Aku melangkah perlahan di atas trotoar yang setiap hari kupijak di masa lalu. Di depanku, Sekolah Menengah Atas itu, seperti rumah tua yang masih tegar berdiri meskipun usianya sudah hampir satu abad. Bangunan itu terlihat sama megahnya seperti yang kuingat. Semuanya—sekaligus angin sore yang menyapu wajahku, membawa aroma kenangan yang terasa semakin kuat dengan setiap nafasku.
Menuruti perkataan Bumi—adikku—aku datang ke sekolah lamaku di hari Minggu pukul 4 sore.
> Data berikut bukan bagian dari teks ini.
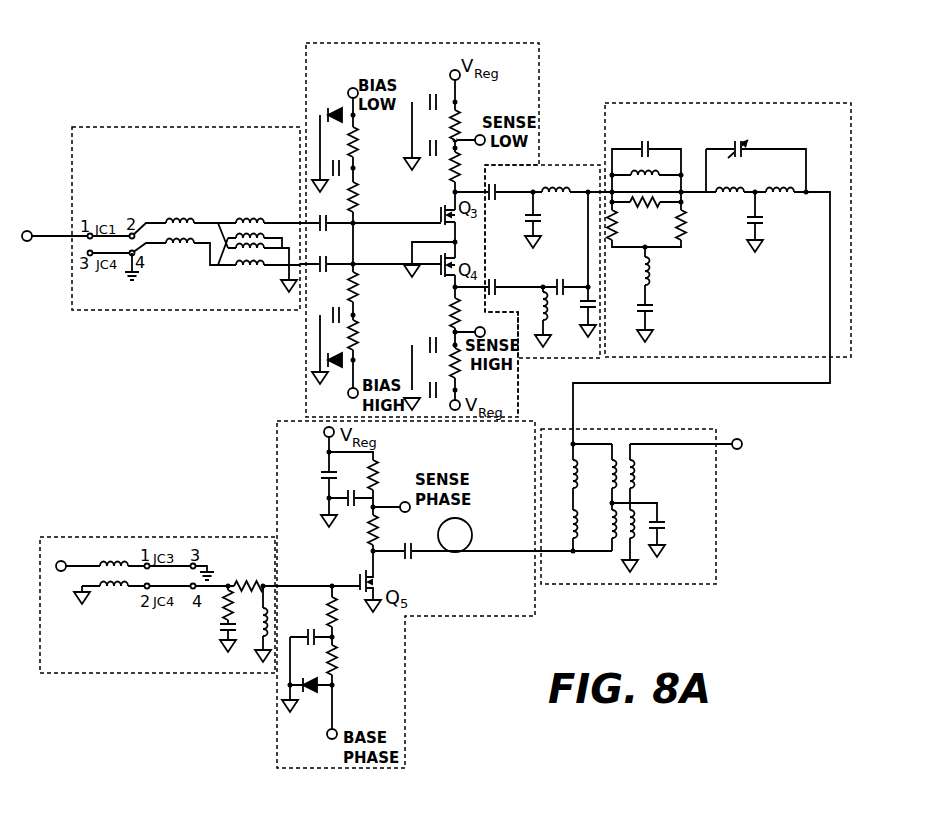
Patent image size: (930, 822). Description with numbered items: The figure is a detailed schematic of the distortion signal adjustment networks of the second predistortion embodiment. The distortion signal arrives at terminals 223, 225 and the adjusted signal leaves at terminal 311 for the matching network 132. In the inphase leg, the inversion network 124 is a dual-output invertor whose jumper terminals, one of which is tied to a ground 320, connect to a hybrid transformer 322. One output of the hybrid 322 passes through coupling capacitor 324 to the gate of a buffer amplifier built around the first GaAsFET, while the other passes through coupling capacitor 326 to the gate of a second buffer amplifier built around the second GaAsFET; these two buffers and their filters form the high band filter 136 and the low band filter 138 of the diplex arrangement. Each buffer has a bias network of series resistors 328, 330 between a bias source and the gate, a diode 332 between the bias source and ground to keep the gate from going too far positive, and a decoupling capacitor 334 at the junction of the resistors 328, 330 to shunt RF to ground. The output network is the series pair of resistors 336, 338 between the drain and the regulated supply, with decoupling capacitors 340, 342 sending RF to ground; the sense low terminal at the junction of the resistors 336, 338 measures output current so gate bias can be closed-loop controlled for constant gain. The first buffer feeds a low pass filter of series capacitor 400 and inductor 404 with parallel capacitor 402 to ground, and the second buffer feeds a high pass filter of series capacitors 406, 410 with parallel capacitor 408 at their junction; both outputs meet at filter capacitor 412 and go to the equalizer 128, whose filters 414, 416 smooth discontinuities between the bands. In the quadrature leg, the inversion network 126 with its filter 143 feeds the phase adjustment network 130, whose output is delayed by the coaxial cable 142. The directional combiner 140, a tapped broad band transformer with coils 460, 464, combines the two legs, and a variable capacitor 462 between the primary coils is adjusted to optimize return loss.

Katanya, akhir pekan ini klub ekskulnya sedang ada kegiatan malam pengakraban dan baru akan berakhir sore ini, sehingga sekolah diberlakukan clear area.
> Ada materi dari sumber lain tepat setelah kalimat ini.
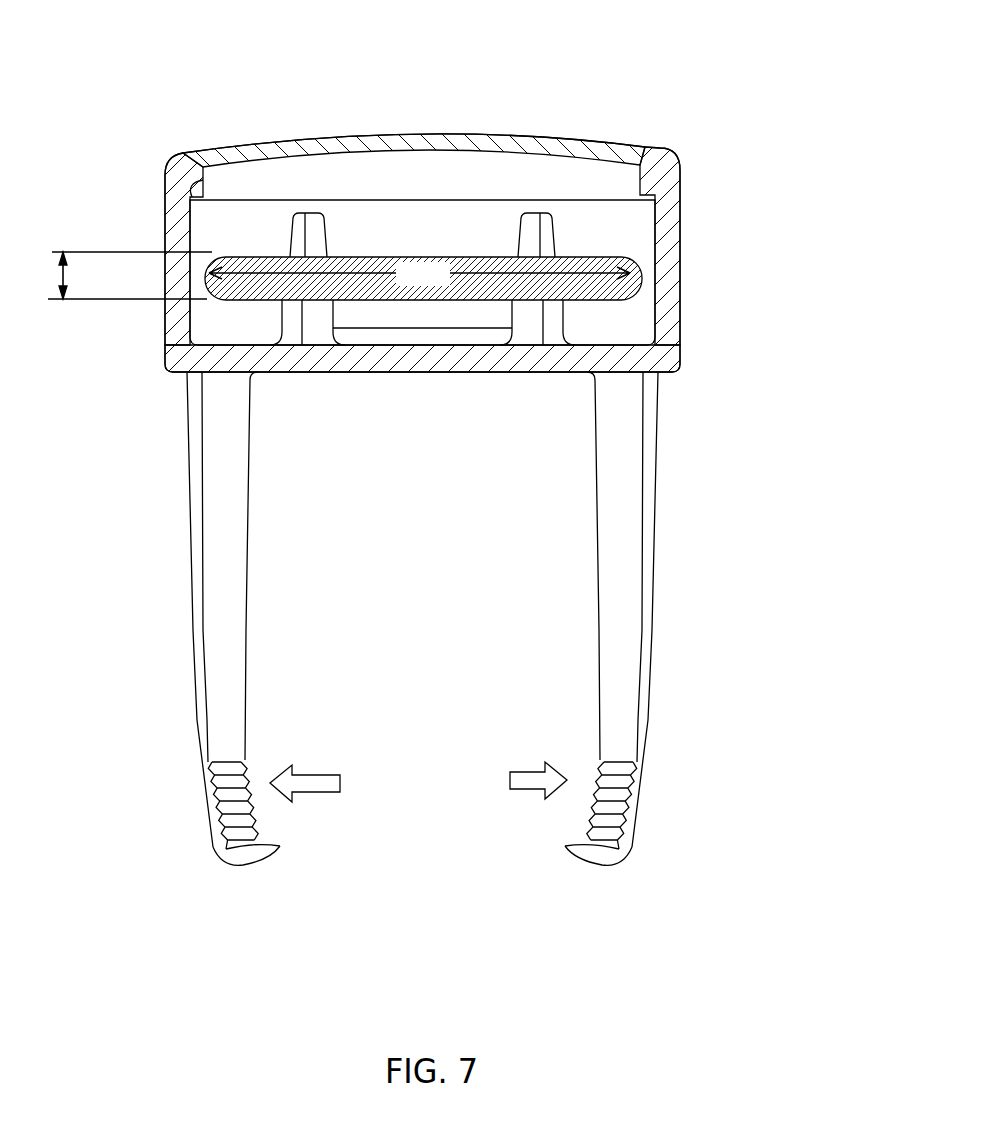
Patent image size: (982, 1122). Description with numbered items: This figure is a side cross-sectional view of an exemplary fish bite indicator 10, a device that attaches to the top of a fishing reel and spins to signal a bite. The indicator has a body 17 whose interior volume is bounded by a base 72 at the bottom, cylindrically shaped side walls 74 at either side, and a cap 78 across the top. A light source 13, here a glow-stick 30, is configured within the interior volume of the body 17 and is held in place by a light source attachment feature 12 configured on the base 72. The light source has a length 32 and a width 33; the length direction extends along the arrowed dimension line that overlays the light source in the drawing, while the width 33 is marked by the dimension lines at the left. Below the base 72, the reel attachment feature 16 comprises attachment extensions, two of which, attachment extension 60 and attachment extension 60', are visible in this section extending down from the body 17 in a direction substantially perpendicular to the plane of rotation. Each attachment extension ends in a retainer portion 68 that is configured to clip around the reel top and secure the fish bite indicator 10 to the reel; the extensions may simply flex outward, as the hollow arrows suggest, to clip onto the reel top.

The fish bite indicator 10 is at (220, 134).
The light source attachment feature 12 is at (292, 314).
The light source 13 is at (458, 257).
The reel attachment feature 16 is at (232, 530).
The body 17 is at (680, 205).
The glow-stick 30 is at (361, 257).
The length 32 is at (419, 274).
The width 33 is at (60, 250).
The attachment extension 60 is at (185, 618).
The attachment extension 60' is at (686, 609).
The retainer portion 68 is at (620, 858).
The base 72 is at (364, 376).
The side walls 74 is at (668, 278).
The cap 78 is at (590, 150).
Aku memilih duduk di depan pos satpam, menunggu kegiatan klub tersebut berakhir. Sambil membunuh waktu, aku menggoreskan ide-ide yang muncul di kepalaku ke buku catatan. Melengkapi alur cerita yang berhasil aku temukan saat berada di dalam kereta tadi. Tidak lupa juga untuk mengabadikan sudut halaman sekolah yang kini tampak begitu asing.
Sekolah yang pernah menjadi tempat untuk menghabiskan sebagian besar hariku, kini terasa jauh dan terjangkau. Jika diberi kesempatan satu hari untuk mengulang waktu di masa lalu, aku ingin kembali menjadi anak SMA dan menghabiskan hari di sini.
“Boleh saya duduk di sini?”
Lamunanku berhenti. Di depanku, ada seorang pria paruh baya yang tersenyum sambil menunjuk bangku yang kosong di sampingku. Aku mengangguk, mempersilahkannya.
Pria yang aku taksir usianya sekitar 65-an tahun itu mengajakku berbicara, awalnya hanya percakapan basa-basi, tapi kemudian ia mulai bercerita tentang cinta pertamanya, yang menjadi alasannya datang ke sekolah sore ini.
“Cinta pertama saya adalah orang yang sama yang telah menjadi istri saya. Walau dia sudah meninggal, dia akan tetap menjadi cinta sejati saya, karena meski raganya sudah tidak ada, kenangan tentangnya selalu bisa menjadi sumber kekuatan dan kehangatan untuk hidup hingga sekarang.”
Hatiku tersentuh saat mendengarkannya. Aku menimpali percakapannya, dan pria itu terus bercerita tentang kisah cintanya seraya terus tersenyum. Seolah senyumannya menyiratkan kerinduan yang sangat dalam.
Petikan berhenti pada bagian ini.